I’m disappointed that I don’t hear more about how semantics are generated to make it useful. I guess that's magic. It's all technical — pipelines, parsing, tagging, ingesting. Kirk Borne talks about value and metadata and even ontology (or that may have been someone else), but no detail is given how these are created. I know that's it's possible to create a knowledge graph from multiple sources, but it's still limited by what a model can infer from column names and maybe data instances themselves, but I haven't seen how this can be done with object stores and semi-structured data. I’ve seen catalogs that are rich and useful for the technical operation of the system, or to stage datasets for analysis, but not enough information about the meaning of the data. This is a DataOps necessity.

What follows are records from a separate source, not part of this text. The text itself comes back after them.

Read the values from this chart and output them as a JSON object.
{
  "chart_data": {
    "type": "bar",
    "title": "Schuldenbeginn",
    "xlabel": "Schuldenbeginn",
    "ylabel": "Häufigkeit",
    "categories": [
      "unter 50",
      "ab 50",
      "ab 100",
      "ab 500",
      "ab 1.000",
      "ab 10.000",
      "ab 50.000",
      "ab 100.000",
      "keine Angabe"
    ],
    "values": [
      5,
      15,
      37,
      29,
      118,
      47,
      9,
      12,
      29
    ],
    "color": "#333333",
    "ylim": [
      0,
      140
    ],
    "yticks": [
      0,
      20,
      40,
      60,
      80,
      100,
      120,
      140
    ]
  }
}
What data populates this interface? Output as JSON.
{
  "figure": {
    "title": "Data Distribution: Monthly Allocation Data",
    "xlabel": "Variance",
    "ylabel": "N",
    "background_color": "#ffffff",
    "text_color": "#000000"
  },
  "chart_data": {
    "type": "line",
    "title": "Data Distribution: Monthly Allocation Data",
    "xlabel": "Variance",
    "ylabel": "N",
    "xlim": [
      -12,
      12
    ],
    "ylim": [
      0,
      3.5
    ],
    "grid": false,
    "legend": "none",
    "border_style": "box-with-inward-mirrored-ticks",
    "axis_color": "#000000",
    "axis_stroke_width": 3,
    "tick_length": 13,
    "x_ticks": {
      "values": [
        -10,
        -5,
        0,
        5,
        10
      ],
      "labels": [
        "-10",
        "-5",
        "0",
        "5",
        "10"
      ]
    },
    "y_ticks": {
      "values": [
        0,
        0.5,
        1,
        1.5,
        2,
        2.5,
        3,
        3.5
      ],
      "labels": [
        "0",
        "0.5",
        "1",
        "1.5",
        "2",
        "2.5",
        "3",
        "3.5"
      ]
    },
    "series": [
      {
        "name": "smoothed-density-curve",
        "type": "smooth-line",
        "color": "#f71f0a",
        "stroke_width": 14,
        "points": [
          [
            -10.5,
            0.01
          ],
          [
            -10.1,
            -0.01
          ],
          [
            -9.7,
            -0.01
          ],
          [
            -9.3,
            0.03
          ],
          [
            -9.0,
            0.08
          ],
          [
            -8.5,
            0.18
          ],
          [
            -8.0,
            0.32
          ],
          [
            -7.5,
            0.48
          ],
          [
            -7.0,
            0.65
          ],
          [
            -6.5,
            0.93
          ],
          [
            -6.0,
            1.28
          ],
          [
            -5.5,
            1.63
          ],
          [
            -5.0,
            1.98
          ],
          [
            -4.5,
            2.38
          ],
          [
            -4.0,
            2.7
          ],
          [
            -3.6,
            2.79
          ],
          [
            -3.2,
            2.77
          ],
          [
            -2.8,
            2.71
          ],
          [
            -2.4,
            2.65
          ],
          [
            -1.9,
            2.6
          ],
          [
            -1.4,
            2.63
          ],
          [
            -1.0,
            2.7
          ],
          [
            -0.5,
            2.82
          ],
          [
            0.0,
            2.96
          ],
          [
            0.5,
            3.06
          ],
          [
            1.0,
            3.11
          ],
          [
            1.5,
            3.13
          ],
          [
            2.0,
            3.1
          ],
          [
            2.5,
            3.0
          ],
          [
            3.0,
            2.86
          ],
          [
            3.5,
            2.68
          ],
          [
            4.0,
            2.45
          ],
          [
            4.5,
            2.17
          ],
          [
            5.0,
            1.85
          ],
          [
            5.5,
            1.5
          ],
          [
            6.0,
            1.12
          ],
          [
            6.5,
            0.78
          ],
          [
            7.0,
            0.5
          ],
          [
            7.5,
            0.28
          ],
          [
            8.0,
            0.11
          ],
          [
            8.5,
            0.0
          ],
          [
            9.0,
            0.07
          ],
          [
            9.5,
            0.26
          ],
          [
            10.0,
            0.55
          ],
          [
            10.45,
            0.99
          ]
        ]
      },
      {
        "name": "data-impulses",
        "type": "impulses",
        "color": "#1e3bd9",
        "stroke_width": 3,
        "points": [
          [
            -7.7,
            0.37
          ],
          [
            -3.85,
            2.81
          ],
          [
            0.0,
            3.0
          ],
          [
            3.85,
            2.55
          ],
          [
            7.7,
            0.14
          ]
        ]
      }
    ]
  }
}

What are we trying to do with DataOps?

  • Deliver value efficiently and effectively
  • Remove fragility and friction
  • See something say something (presupposes you can navigate through the system)
  • Promote cognitive thinking. Find the question in the data
  • Avoid Right Test Wrong Model (Kirk Borne tells a colorful story about how the first mirror for the Hubble telescope passed tests but didn't work)
  • Data drift, which comes from rapid change in apps
  • Data structures change
  • Semantics drift

My take

The bottom line is - to make it simple takes a lot of complication, a false oxymoron just like the inimitable Dolly Parton’s quip.